Her only friend was her radio, and she listened to the music coming from it, learning the songs, the words and the inflections of the singers. When she was old enough, she left home and worked at anything and everything until she could sing.
She remembers the radio programs fondly. “I heard Bessie Smith, Lil Green – she wrote “Why Don’t You Do Right?” way back then. I still love those kind of blues, the kind you have to be real careful with when you sing the lyrics. Most of the words have four or five different meanings, and if you don’t do ‘em right, people don’t get all the nuances.”
She’s done all kinds of music since then, and her performance spans most of the trends over the years, from old blues to big bands to jazz. She sang with the Benny Goodman Orchestra; her “Mañana” helped Latin music cross over to mainstream; “Lover” and “Fever” established her jazz credentials. The haunting “Is That All There Is?” defies classification, as does “Let’s Love,” written for her by Paul McCartney.

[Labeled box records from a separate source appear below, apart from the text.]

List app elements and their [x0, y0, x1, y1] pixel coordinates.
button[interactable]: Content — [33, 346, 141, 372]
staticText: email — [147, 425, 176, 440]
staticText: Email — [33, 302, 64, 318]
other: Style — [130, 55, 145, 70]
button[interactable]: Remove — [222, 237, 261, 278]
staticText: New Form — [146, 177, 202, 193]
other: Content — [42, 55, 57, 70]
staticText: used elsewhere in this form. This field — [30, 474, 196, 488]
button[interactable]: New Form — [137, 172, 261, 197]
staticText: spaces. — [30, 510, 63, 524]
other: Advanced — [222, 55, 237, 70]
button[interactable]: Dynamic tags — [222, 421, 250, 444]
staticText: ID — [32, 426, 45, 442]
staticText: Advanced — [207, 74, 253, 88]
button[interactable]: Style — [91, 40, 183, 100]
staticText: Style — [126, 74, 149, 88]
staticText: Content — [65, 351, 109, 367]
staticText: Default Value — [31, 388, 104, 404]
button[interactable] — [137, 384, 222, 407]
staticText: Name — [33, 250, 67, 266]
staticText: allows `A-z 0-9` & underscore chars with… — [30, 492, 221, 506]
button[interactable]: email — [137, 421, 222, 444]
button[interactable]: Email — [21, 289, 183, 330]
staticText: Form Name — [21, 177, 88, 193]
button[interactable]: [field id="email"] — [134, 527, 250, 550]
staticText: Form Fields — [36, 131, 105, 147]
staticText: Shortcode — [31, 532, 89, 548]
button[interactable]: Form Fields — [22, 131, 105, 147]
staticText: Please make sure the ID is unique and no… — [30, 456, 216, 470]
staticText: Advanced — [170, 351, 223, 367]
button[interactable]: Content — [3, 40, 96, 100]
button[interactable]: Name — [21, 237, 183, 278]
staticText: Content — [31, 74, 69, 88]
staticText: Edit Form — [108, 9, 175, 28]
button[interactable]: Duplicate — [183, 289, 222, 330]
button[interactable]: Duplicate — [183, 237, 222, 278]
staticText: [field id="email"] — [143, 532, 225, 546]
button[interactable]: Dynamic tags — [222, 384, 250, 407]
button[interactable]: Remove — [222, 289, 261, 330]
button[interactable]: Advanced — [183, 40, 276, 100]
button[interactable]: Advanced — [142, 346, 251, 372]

If you had to describe her in a word, it would have to be indomitable. She’s had four husbands, one daughter and enough health problems to make Blue Cross shudder – but she’s a survivor who faces her troubles with humor. “There’s a beautiful rose named after me,” she says. “I have bushes of them all around my house.”
It’s painful for her to stand for long, so she designed a chair to fit under the curve of the piano for her two weeks at The Ballroom.
“The doctors told me I should stop working. I told them they’re crazy. I like my house, but what would I sit and wait for? No thank you. Not me.”